The method of claim 1 wherein the step of performing a diagnostic test on said sensor comprises passing substantially hydrocarbon-free air over said sensor to create a second output of said sensor and evaluating a second output from said sensor.
The method of claim 1 or 2 wherein the step of performing a diagnostic test on said sensor (54) comprises passing air known to contain hydrocarbons over said sensor and evaluating a second output from said sensor.
The method of claim 2 or claim 3 further comprising the step of comparing the second output with the first output.
The method of claim 1 wherein the step of performing a diagnostic test on said sensor comprises checking a power input to said sensor.
The method of claim 1 wherein the step of performing a diagnostic test on said sensor comprises the steps of varying a power input to said sensor and checking the output of said sensor to determine if the output varies in response to the varying power input.
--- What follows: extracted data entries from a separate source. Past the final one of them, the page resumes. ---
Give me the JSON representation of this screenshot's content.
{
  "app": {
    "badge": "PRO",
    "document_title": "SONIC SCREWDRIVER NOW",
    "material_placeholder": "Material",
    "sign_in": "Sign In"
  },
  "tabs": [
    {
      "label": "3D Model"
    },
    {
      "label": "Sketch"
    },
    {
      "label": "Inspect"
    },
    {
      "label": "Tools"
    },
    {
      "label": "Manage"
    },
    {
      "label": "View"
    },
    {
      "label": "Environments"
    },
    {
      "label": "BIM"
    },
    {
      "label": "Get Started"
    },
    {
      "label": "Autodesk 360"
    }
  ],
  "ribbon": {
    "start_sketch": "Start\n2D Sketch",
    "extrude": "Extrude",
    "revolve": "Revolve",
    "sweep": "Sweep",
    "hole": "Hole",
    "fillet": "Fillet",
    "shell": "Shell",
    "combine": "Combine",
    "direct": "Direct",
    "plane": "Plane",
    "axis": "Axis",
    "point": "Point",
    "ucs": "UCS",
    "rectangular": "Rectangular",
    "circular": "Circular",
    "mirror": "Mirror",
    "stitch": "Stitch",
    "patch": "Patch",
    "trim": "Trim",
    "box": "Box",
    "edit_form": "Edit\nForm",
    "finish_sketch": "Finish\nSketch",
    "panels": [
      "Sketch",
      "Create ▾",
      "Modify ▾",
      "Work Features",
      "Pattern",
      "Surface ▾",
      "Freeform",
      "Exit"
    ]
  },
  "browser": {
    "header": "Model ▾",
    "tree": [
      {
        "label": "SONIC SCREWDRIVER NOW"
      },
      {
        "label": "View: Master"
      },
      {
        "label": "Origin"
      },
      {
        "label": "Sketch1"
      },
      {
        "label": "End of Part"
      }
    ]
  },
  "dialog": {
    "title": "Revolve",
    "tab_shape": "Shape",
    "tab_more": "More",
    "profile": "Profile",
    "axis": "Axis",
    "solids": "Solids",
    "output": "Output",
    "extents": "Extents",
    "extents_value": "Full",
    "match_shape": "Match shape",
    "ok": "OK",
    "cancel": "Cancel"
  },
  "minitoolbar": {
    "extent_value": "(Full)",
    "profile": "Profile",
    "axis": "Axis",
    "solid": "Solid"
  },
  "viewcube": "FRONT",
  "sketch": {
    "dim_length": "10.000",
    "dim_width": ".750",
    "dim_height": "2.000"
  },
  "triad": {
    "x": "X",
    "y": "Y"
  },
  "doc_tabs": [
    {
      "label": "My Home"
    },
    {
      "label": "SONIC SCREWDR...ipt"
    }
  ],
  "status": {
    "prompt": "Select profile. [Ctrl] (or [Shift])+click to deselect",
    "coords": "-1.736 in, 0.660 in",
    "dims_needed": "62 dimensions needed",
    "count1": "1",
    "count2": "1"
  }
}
The method of claim 1 further comprising the step of, during a single fueling transaction, comparing an initial output from said sensor with a subsequent output from said sensor and determining if the initial output is within a predetermined range of the subsequent output.
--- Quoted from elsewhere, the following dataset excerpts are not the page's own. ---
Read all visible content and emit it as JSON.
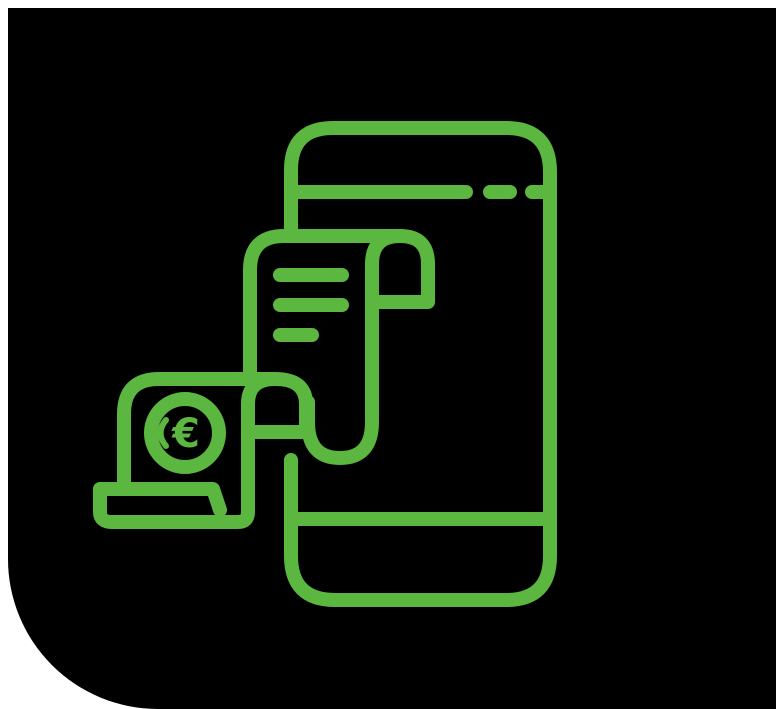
{
  "illustration": {
    "name": "mobile-invoice-payment-icon",
    "accent_color": "#5bb73f",
    "background_color": "#000000",
    "currency_symbol": "€",
    "parts": [
      "smartphone-outline",
      "receipt-scroll",
      "euro-coin-scroll"
    ]
  }
}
The method of claim 7 further comprising the step of determining if the outputs are associated with a new transaction.
The method of claim 8 further comprising determining if said fueling transaction is the appropriate fueling transaction to trigger a diagnostic test.
The method of any preceding claim 1 further comprising the step of determining if said first output is within a predetermined range.
The method of any preceding claim wherein said diagnostic test occurs between fueling transactions.
A method of dispensing fuel comprising performing a diagnosis in recordance with the method of any preceding claim.
A vapour recovery system comprising:

a) a vapour recovery line (34);

b) a sensor (54) producing an output indicative of hydrocarbon concentration within said vapour recovery line; and

c) a control system (50) associated with said vapour return system, wherein said control system periodically runs diagnostics to evaluate the performance of said sensor.
The vapour recovery system of claim 13 wherein said sensor (54) indirectly measures hydrocarbon concentration.
The vapour recovery system of claims 13 or 14 wherein said sensor (54) is positioned within said vapour recovery line.
The vapour recovery system of any one of claims 13 to 15 wherein said control system (50) evaluates the performance of said sensor by passing air substantially free from hydrocarbons over said sensor to produce an output A_t and comparing A_t to an output derived during a fueling transaction.
The vapour recovery system of any one of claims 13 to 16 wherein said control system further compares an initial output associated with a beginning of a fueling transaction to a subsequent output associated with the same transaction.
The vapour recovery system of claim 17 wherein said control system performs a further diagnostic test if said initial output differs from said subsequent output to a degree exceeding predetermined criteria.
The vapour recovery system of claim 18 wherein said further diagnostic tests comprises passing air known to contain hydrocarbon vapour over said sensor and evaluating an output to determine if said sensor is functioning.
The vapour recovery system of claim 18 wherein said further diagnostic tests comprise checking a power input to the sensor.
The vapour recovery system of claim 18 wherein said further diagnostic tests comprise varying a power input to the sensor and evaluating an output associated therewith for corresponding variance.
A fuel dispenser comprising a vapour recovery system (34, 36, 50, 52) in accordance with any one of claims 13 to 21.